The military-industrial complex has given us some of the most important things in our lives today. The now-indispensable Internet, for example, was born half a century ago from the Defense Department’s Advanced Research Projects Agency (ARPA). It would be naive to advocate total destruction of certain aspects and elements of the military-industrial complex, but ethics are more important than ever in this area. Just as society developed an ethical framework to govern use of the Internet, it must now devise rules governing the use of artificial intelligence. And just as watchdogs, whistleblowers, and other activists sound the alarm whenever government, corporate, or other powers attempt to flout the rules (the fight over net neutrality comes to mind), we must now be ever vigilant in the face of rapidly-developing AI technology and its burgeoning application.

Much more than the military — which is, after all, in the business of killing people — tech companies are wrestling with and devising guidelines for the ethical development and use of artificial intelligence. Google recently released a set of AI ethics principles which include being socially beneficial, avoiding algorithmic bias, being safe and accountable, and protecting privacy.

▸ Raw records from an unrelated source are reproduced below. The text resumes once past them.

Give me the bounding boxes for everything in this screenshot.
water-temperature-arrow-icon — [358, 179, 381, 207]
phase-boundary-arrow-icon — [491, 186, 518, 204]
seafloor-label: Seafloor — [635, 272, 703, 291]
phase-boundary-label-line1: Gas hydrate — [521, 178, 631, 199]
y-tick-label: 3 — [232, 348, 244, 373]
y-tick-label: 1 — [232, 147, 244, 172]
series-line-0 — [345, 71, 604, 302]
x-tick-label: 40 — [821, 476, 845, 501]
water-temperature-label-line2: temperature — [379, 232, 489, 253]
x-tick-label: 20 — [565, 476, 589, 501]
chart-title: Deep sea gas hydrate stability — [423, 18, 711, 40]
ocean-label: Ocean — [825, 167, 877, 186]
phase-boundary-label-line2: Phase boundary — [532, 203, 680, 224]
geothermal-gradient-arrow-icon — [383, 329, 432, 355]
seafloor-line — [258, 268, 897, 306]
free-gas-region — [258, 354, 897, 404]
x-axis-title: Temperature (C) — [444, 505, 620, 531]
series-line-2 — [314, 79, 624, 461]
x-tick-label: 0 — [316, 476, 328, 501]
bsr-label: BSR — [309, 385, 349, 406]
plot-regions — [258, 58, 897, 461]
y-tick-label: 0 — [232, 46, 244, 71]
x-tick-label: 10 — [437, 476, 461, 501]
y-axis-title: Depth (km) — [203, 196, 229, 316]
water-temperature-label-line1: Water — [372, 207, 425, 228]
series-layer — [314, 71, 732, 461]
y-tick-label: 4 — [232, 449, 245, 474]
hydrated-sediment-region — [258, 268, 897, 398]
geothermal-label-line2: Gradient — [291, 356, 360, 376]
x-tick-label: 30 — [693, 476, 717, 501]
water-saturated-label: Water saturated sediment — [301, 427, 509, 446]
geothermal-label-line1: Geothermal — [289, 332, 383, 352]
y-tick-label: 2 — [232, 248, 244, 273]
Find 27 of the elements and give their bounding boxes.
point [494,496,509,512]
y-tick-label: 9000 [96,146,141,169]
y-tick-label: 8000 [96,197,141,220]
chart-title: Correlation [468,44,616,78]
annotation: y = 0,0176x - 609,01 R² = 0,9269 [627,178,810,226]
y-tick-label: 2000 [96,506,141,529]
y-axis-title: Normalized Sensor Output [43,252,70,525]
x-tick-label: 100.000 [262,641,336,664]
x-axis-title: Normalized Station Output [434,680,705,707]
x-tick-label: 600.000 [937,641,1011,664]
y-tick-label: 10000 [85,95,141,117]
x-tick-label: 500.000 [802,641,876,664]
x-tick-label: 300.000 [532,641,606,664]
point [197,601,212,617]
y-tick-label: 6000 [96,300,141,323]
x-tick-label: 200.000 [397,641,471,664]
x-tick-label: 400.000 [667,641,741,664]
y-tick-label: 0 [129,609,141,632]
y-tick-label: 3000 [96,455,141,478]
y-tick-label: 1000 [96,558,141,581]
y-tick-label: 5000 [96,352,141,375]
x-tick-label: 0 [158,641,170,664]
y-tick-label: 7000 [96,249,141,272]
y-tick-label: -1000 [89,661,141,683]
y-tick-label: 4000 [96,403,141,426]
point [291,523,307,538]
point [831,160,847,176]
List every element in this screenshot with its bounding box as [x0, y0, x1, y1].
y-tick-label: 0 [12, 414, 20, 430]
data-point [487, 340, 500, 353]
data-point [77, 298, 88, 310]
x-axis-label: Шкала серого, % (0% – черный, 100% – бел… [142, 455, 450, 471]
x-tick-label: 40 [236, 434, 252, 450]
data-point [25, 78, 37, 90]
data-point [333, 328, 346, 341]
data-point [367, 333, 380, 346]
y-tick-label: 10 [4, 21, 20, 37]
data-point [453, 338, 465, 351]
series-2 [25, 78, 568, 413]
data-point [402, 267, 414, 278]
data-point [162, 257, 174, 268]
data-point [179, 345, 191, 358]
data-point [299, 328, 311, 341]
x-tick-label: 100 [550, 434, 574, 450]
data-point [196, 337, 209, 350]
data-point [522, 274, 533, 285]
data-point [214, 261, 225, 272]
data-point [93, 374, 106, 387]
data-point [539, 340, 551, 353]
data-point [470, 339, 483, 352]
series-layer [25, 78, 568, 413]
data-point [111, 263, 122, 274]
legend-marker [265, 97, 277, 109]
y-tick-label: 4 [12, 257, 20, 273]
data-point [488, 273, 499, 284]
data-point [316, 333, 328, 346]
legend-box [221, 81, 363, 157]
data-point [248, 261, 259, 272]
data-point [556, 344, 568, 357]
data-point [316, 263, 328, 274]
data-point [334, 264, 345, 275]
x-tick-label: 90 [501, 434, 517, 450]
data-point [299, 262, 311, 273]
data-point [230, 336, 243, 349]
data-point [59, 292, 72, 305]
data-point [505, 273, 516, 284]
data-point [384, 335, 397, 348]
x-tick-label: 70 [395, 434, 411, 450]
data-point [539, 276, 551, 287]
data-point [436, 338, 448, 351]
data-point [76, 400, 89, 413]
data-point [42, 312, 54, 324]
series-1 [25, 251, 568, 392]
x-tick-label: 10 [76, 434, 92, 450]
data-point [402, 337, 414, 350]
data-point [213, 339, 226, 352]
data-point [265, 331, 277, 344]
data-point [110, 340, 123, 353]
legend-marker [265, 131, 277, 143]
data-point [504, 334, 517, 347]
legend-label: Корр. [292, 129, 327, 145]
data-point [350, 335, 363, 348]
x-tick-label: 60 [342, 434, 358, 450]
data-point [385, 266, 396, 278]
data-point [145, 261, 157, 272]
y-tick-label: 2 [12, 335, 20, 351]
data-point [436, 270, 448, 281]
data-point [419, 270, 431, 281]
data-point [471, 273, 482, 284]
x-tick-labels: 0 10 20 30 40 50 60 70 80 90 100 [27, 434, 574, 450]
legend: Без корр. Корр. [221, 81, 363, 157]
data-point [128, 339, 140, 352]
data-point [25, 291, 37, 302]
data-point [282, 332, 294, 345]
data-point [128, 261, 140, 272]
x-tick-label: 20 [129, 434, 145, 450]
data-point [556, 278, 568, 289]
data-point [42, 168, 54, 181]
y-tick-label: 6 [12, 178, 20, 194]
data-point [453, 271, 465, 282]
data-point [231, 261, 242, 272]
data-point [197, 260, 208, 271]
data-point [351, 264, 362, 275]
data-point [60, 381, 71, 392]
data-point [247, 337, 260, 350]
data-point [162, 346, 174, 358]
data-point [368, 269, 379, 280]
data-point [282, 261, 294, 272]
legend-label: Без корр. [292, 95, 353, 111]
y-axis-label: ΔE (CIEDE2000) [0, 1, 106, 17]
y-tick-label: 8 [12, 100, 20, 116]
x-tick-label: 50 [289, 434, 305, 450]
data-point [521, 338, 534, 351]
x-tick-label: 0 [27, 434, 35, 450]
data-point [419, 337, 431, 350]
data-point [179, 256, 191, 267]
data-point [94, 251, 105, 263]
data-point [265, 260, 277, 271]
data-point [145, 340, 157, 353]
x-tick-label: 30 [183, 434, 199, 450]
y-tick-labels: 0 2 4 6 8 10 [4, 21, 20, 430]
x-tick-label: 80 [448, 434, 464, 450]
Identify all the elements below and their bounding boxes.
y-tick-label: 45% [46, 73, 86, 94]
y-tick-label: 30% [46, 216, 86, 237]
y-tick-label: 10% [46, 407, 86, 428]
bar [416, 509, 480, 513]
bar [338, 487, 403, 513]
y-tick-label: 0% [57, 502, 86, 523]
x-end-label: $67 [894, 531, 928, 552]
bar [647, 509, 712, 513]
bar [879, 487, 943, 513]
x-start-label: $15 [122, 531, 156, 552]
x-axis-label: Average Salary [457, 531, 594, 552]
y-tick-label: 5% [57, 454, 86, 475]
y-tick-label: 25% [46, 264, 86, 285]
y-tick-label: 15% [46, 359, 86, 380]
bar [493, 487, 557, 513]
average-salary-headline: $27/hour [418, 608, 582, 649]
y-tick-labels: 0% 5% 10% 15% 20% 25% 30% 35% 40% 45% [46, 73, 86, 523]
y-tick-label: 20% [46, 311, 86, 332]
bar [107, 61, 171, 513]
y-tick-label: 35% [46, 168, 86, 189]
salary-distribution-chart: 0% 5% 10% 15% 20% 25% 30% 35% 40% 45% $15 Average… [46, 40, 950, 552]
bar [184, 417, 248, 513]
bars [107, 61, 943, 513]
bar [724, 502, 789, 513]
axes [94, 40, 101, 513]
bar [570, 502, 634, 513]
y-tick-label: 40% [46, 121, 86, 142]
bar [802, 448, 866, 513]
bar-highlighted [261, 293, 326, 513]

Google explicitly stated that it would not develop or deploy AI for weapons, illegal surveillance, violations of international law or human rights, or “technologies that cause or are likely to cause overall harm.” While Google was widely applauded for addressing concerns regarding the ethical use of AI, digital rights advocates including Electronic Frontier Foundation have raised concerns that ethics policies like Google’s don’t go far enough. Google, for example, hasn’t committed to any sort of independent transparent review to ensure the company adheres to its own ethnics principles. And while Google’s ethics code commits to avoiding human rights abuses, the company’s willingness to bend to the will of the Chinese government in order to do business in one of the world’s biggest consumer markets gives lie to its own stated principles.

As I said, when most people imagine the potential dangers of AI they imagine a “Terminator”-type situation in which “awakened” machines far surpass humans in intelligence and then either exterminate us or make us their slaves — or worse their food source à la “The Matrix.” The actual dangers we are likely to face from AI are far less apocalyptic yet still quite perilous. Take Deepfakes, AI software that renders artificial facial imagery, for example. A malicious actor could use Deepfakes to create fake pornographic content in which a celebrity’s — or your — face is digitally superimposed over that of an adult film actor’s in an X-rated video. Ariana Grande, Gal Gadot, and Taylor Swift are among the celebrities who have been targeted.